"Creamy homestyle macaroni and cheese with ingredients for the discriminating palate. This is a casserole dish, best for the nights that the kids are out and you want to surprise someone with a special occasion comfort food."
Place porcini mushrooms in a small bowl. Cover with warm water. Let soak until rehydrated, 20 to 30 minutes. Drain and chop coarsely.
Preheat oven to 425 degrees F (220 degrees C).
Bring a large pot of lightly salted water to a boil. Cook shell pasta in the boiling water, stirring occasionally until tender yet firm to the bite, 8 minutes. Drain.
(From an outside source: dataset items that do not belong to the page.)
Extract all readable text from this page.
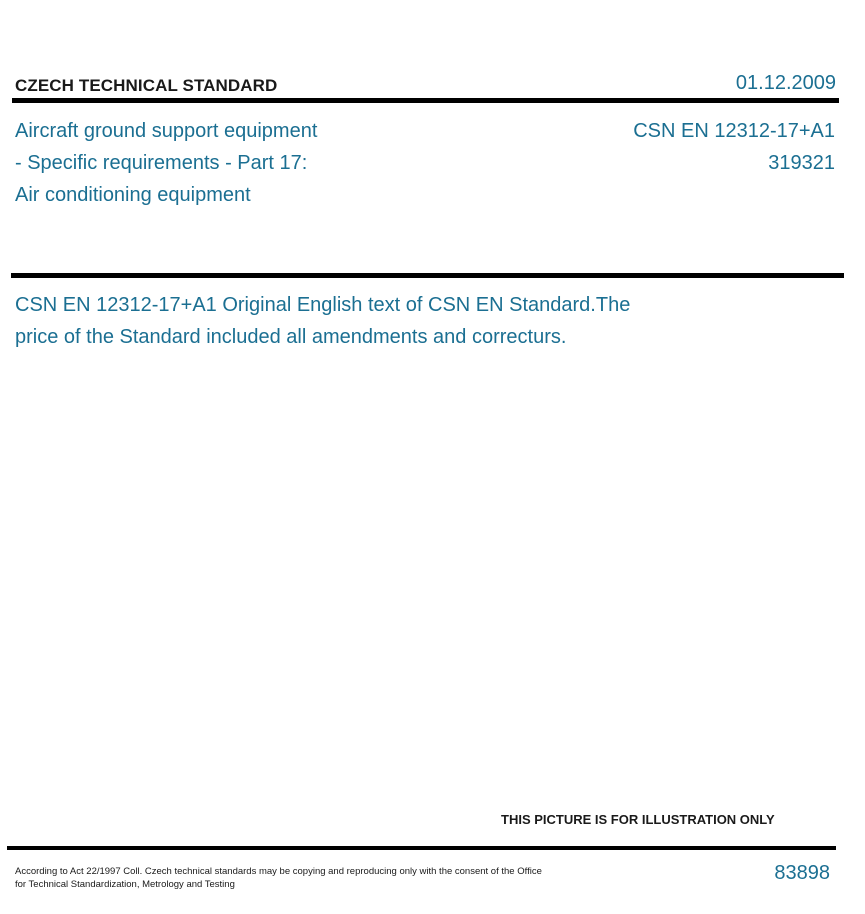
CZECH TECHNICAL STANDARD	01.12.2009
Aircraft ground support equipment
- Specific requirements - Part 17:
Air conditioning equipment
CSN EN 12312-17+A1
319321
CSN EN 12312-17+A1 Original English text of CSN EN Standard.The
price of the Standard included all amendments and correcturs.
THIS PICTURE IS FOR ILLUSTRATION ONLY
According to Act 22/1997 Coll. Czech technical standards may be copying and reproducing only with the consent of the Office
for Technical Standardization, Metrology and Testing
83898
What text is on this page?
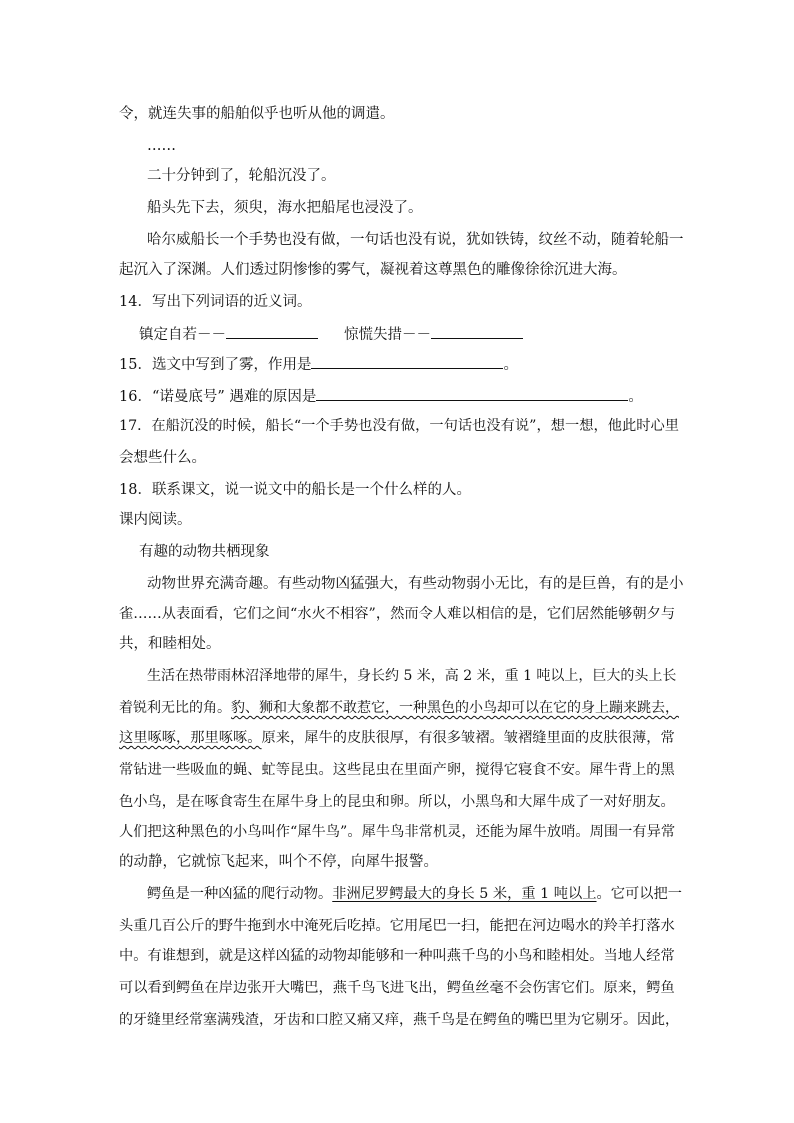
令，就连失事的船舶似乎也听从他的调遣。
……
二十分钟到了，轮船沉没了。
船头先下去，须臾，海水把船尾也浸没了。
哈尔威船长一个手势也没有做，一句话也没有说，犹如铁铸，纹丝不动，随着轮船一
起沉入了深渊。人们透过阴惨惨的雾气，凝视着这尊黑色的雕像徐徐沉进大海。
14．写出下列词语的近义词。
镇定自若－－	惊慌失措－－
15．选文中写到了雾，作用是	。
16．“诺曼底号” 遇难的原因是	。
17．在船沉没的时候，船长“一个手势也没有做，一句话也没有说”，想一想，他此时心里
会想些什么。
18．联系课文，说一说文中的船长是一个什么样的人。
课内阅读。
有趣的动物共栖现象
动物世界充满奇趣。有些动物凶猛强大，有些动物弱小无比，有的是巨兽，有的是小
雀……从表面看，它们之间“水火不相容”，然而令人难以相信的是，它们居然能够朝夕与
共，和睦相处。
生活在热带雨林沼泽地带的犀牛，身长约 5 米，高 2 米，重 1 吨以上，巨大的头上长
着锐利无比的角。豹、狮和大象都不敢惹它，一种黑色的小鸟却可以在它的身上蹦来跳去，
这里啄啄，那里啄啄。原来，犀牛的皮肤很厚，有很多皱褶。皱褶缝里面的皮肤很薄，常
常钻进一些吸血的蝇、虻等昆虫。这些昆虫在里面产卵，搅得它寝食不安。犀牛背上的黑
色小鸟，是在啄食寄生在犀牛身上的昆虫和卵。所以，小黑鸟和大犀牛成了一对好朋友。
人们把这种黑色的小鸟叫作“犀牛鸟”。犀牛鸟非常机灵，还能为犀牛放哨。周围一有异常
的动静，它就惊飞起来，叫个不停，向犀牛报警。
鳄鱼是一种凶猛的爬行动物。非洲尼罗鳄最大的身长 5 米，重 1 吨以上。它可以把一
头重几百公斤的野牛拖到水中淹死后吃掉。它用尾巴一扫，能把在河边喝水的羚羊打落水
中。有谁想到，就是这样凶猛的动物却能够和一种叫燕千鸟的小鸟和睦相处。当地人经常
可以看到鳄鱼在岸边张开大嘴巴，燕千鸟飞进飞出，鳄鱼丝毫不会伤害它们。原来，鳄鱼
的牙缝里经常塞满残渣，牙齿和口腔又痛又痒，燕千鸟是在鳄鱼的嘴巴里为它剔牙。因此，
Melt butter in a large pot over medium heat. Add leek and shallot; cook and stir until softened, about 2 minutes. Reduce heat to low; whisk in flour, Worcestershire sauce, and pepper. Pour in 1 cup warmed milk slowly, stirring constantly, until incorporated. Simmer sauce until thickened, about 5 minutes.
Stir chopped mushrooms, tomato, and tofu hot dogs into the sauce; fold in pasta. Stir in Cheddar cheese, Brie cheese, and Asiago cheese until melted.
Pour pasta and cheese mixture into a 9-inch square casserole dish. Drizzle 1/4 cup milk on top if mixture seems too thick. Top with bread crumbs and paprika. Cover dish with aluminum foil.
Bake in the preheated oven until bubbling in the center, about 20 minutes.